Luther Martin Writings and Biography
Like many of the delegates to the Constitutional Convention, Luther Martin attended the College of New Jersey (later Princeton), from which he graduated with honors in 1766. Though born in Brunswick, NJ., in 1748, Martin moved to Maryland after receiving his degree and taught there for 3 years. He then began to study the law and was admitted to the Virginia bar in 1771.
Martin was an early advocate of American independence from Great Britain. In the fall of 1774 he served on the patriot committee of Somerset County, and in December he attended a convention of the Province of Maryland in Annapolis, which had been called to consider the recommendations of the Continental Congress. Maryland appointed Luther Martin its attorney general in early 1778. In this capacity, Martin vigorously prosecuted Loyalists, whose numbers were strong in many areas. Tensions had even led to insurrection and open warfare in some counties. While still attorney general, Martin joined the Baltimore Light Dragoons. In July 1781 his unit joined Lafayette's forces near Fredericksburg, VA., but Martin was recalled by the governor to prosecute a treason trial.
Martin married Maria Cresap on Christmas Day 1783. Of their five children, three daughters lived to adulthood. His postwar law practice grew to become one of the largest and most successful in the country. In 1785 Martin was elected to the Continental Congress, but this appointment was purely honorary. His numerous public and private duties prevented him from traveling to Philadelphia.
At the Constitutional Convention Martin opposed the idea of a strong central government. When he arrived on June 9, 1787, he expressed suspicion of the secrecy rule imposed on the proceedings. He consistently sided with the small states and voted against the Virginia Plan. On June 27 Martin spoke for more than 3 hours in opposition to the Virginia Plan's proposal for proportionate representation in both houses of the legislature. Martin served on the committee formed to seek a compromise on representation, where he supported the case for equal numbers of delegates in at least one house. Before the convention closed, he and another Maryland delegate, John Francis Mercer, walked out.
In an address to the Maryland House of Delegates in 1787 and in numerous newspaper articles, Martin attacked the proposed new form of government and continued to fight ratification of the Constitution through 1788. He lamented the ascension of the national government over the states and condemned what he saw as unequal representation in Congress. Martin opposed including slaves in determining representation and believed that the absence of a jury in the Supreme Court gravely endangered freedom. At the convention, Martin complained, the aggrandizement of particular states and individuals often had been pursued more avidly than the welfare of the country. The assumption of the term "federal" by those who favored a national government also irritated Martin. Around 1791, however, Martin turned to the Federalist party because of his animosity toward Thomas Jefferson.

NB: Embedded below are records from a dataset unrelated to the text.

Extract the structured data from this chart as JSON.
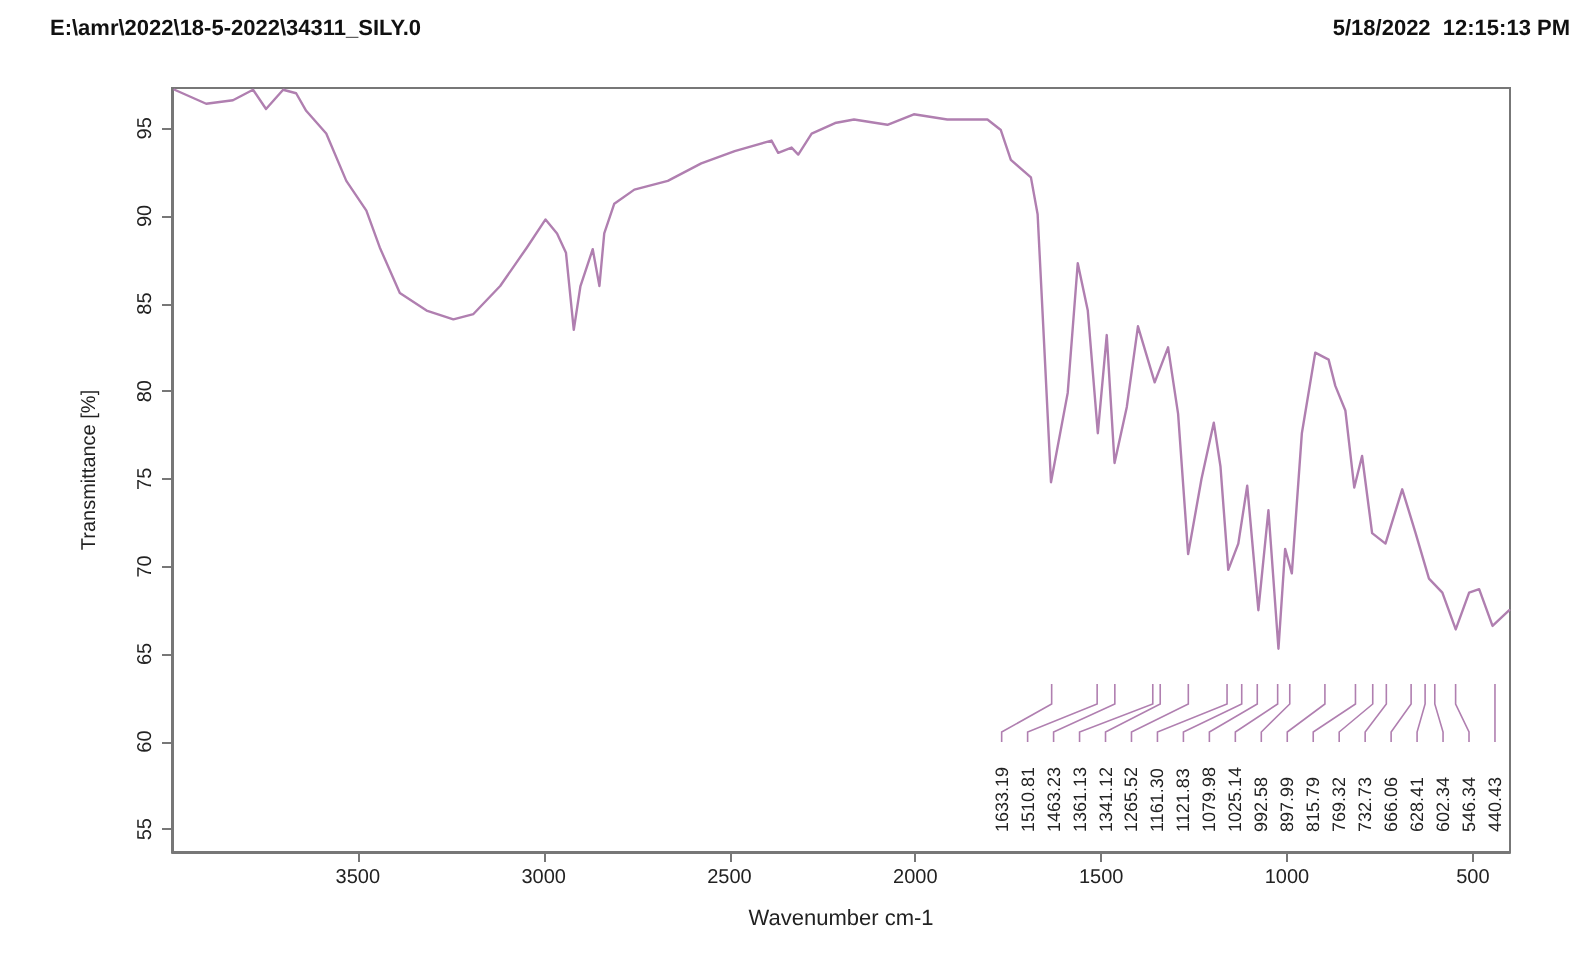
{
  "chart_data": {
    "type": "line",
    "title": "E:\\amr\\2022\\18-5-2022\\34311_SILY.0",
    "subtitle": "5/18/2022  12:15:13 PM",
    "xlabel": "Wavenumber cm-1",
    "ylabel": "Transmittance [%]",
    "xlim": [
      4000,
      400
    ],
    "xticks": [
      3500,
      3000,
      2500,
      2000,
      1500,
      1000,
      500
    ],
    "ylim": [
      53.7,
      97.3
    ],
    "yticks": [
      55,
      60,
      65,
      70,
      75,
      80,
      85,
      90,
      95
    ],
    "grid": false,
    "marker": "none",
    "line_style": "solid",
    "series": [
      {
        "color": "#b07fb0",
        "x": [
          3993,
          3908,
          3836,
          3782,
          3747,
          3701,
          3666,
          3639,
          3585,
          3531,
          3477,
          3441,
          3387,
          3315,
          3243,
          3189,
          3117,
          3045,
          2995,
          2964,
          2940,
          2919,
          2901,
          2868,
          2850,
          2837,
          2810,
          2756,
          2666,
          2576,
          2486,
          2387,
          2369,
          2333,
          2315,
          2279,
          2216,
          2165,
          2075,
          2004,
          1914,
          1806,
          1770,
          1743,
          1689,
          1671,
          1653,
          1635,
          1590,
          1563,
          1536,
          1509,
          1485,
          1464,
          1431,
          1401,
          1356,
          1320,
          1293,
          1266,
          1230,
          1197,
          1179,
          1158,
          1131,
          1107,
          1077,
          1050,
          1023,
          1005,
          987,
          960,
          924,
          888,
          870,
          843,
          819,
          798,
          771,
          735,
          690,
          654,
          618,
          582,
          546,
          510,
          483,
          447,
          402
        ],
        "values": [
          97.2,
          96.4,
          96.6,
          97.2,
          96.1,
          97.2,
          97.0,
          96.0,
          94.7,
          92.0,
          90.3,
          88.2,
          85.6,
          84.6,
          84.1,
          84.4,
          86.0,
          88.2,
          89.8,
          89.0,
          87.9,
          83.5,
          86.0,
          88.1,
          86.0,
          89.0,
          90.7,
          91.5,
          92.0,
          93.0,
          93.7,
          94.3,
          93.6,
          93.9,
          93.5,
          94.7,
          95.3,
          95.5,
          95.2,
          95.8,
          95.5,
          95.5,
          94.9,
          93.2,
          92.2,
          90.1,
          82.5,
          74.8,
          79.9,
          87.3,
          84.6,
          77.6,
          83.2,
          75.9,
          79.1,
          83.7,
          80.5,
          82.5,
          78.7,
          70.7,
          75.0,
          78.2,
          75.7,
          69.8,
          71.3,
          74.6,
          67.5,
          73.2,
          65.3,
          71.0,
          69.6,
          77.6,
          82.2,
          81.8,
          80.3,
          78.9,
          74.5,
          76.3,
          71.9,
          71.3,
          74.4,
          71.9,
          69.3,
          68.5,
          66.4,
          68.5,
          68.7,
          66.6,
          67.5
        ]
      }
    ],
    "annotations": [
      "1633.19",
      "1510.81",
      "1463.23",
      "1361.13",
      "1341.12",
      "1265.52",
      "1161.30",
      "1121.83",
      "1079.98",
      "1025.14",
      "992.58",
      "897.99",
      "815.79",
      "769.32",
      "732.73",
      "666.06",
      "628.41",
      "602.34",
      "546.34",
      "440.43"
    ]
  }
}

The first years of the 1800s saw Martin as defense counsel in two controversial national cases. In the first Martin won an acquittal for his close friend, Supreme Court Justice Samuel Chase, in his impeachment trial in 1805. Two years later Martin was one of Aaron Burr's defense lawyers when Burr stood trial for treason in 1807.
After a record 28 consecutive years as state attorney general, Luther Martin resigned in December 1805. In 1813 Martin became chief judge of the court of oyer and terminer for the City and County of Baltimore. He was reappointed attorney general of Maryland in 1818, and in 1819 he argued Maryland's position in the landmark Supreme Court case McCulloch v. Maryland. The plaintiff, represented by Daniel Webster, William Pinckney, and William Wirt, won the decision, which determined that states could not tax federal institutions.
Martin's fortunes declined dramatically in his last years. Heavy drinking, illness, and poverty all took their toll. Paralysis, which had struck in 1819, forced him to retire as Maryland's attorney general in 1822. In 1826, at the age of 78, Luther Martin died in Aaron Burr's home in New York City and was buried in an unmarked grave in St. John's churchyard.